Пётр Миронович Машеров. Дорога в бессмертие | страница 11
Тот ответил:
— Если и дальше будут лезть не в своё дело — всех посылайте на х... и скажите, что это я сказал.
Какие бы мы ни были расторопные, всё предусмотреть было невозможно.
После прощальных речей, перед Домом правительства стала формироваться колонна к движению по Ленинскому проспекту в сторону Площади Победы.
Полковники забегали, раздавая команды своим подчинённым, но не предусмотрели одного — огромные и тяжёлые венки в голове колонны было поручено нести лучшим офицерам, а эти лучшие — разного роста, да и не такие здоровяки, чтобы выдержать путь от Дома правительства до площади Победы. К тому же один обронил, что у него — язва.
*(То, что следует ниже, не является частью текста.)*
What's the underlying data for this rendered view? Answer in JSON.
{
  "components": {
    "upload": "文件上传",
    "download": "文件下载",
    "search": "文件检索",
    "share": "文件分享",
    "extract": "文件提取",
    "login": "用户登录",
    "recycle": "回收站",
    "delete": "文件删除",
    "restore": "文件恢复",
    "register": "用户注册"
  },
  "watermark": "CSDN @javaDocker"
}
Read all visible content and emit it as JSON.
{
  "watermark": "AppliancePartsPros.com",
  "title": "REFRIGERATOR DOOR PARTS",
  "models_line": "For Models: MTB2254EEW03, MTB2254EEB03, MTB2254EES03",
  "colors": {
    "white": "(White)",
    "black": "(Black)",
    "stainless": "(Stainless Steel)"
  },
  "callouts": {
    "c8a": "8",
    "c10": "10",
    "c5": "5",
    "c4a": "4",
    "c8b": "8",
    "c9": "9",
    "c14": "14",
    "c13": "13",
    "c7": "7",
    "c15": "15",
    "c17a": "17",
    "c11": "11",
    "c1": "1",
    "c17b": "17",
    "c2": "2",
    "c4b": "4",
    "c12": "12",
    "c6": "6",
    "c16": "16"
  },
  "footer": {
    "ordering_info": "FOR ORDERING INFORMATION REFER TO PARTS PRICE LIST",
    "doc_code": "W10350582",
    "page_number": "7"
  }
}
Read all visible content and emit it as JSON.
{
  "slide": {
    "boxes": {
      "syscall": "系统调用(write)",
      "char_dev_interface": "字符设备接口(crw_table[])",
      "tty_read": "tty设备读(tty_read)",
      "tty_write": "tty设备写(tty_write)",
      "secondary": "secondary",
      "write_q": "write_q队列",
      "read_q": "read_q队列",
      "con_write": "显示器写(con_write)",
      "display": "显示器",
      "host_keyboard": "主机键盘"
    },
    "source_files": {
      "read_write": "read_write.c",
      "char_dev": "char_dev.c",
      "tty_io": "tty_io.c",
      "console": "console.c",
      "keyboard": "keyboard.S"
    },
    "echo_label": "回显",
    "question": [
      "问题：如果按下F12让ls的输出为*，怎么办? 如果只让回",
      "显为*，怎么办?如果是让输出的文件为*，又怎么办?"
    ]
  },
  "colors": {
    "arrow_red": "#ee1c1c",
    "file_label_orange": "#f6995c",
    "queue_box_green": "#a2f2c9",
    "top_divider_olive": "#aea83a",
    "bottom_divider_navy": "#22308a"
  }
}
Пришлось, не имея на то полномочий, подстраховать — пристроиться за венценосцами впереди колонны и поставить им в затылок ещё четырёх военных, которые по мере движения по моей команде подменяли обессиленных несущих.
Встретившись на площади Победы, мы с заместителем заведующего организационным отделом горкома Вячеславом Кузнецовым (будущим замом Шушкевича, а потом — послом в Китае) срочно выехали к Московскому кладбищу, чтобы посмотреть, всё ли там подготовлено к прибытию похоронной процессии.
Волосы встали дыбом, когда нас встретила огромная и никем не управляемая толпа народа — вся милиция была стянута в город.
На сей раз выручили чёрные кожаные пальто с траурными повязками, которые делали нас похожими на чекистов.
Понимая, что уговорами с толпой не справишься, мы буквально накинулись на людей, требуя расчистить коридор достаточной ширины для проезда автомобилей к кладбищу.
Наша решимость была оплачена покорностью народной — люди пришли в движение и распределились по обе стороны проезжей части, сжимая в руках цветы.
Мы были настолько измотаны, что валились с ног и еле дожили до последних минут прощания с Петром Мироновичем.
Запомнились не прощальные речи, а огромная гора цветов, которая возвышалась над могилой Машерова. И это была только какая-то часть, потому что людей попросили возложить их на могилу народного любимца после того, как закончится официальная церемония и начальство уедет.
На следующий день всем нам было тяжко на душе, так как горкомовцы, как никто другой, были насквозь пронизаны многотысячной народной скорбью.
Нам казалось, что безмолвные плачущие люди кричали нам в лицо: «Ну как же вы не уберегли его! Что теперь будет?»
Зябко было и потому, что все мы в ряде ситуаций превысили свои полномочия и, ликвидируя организационные прорехи, буквально бросались на амбразуру, не думая о возможных последствиях. Но молодости в те времена море было по колено.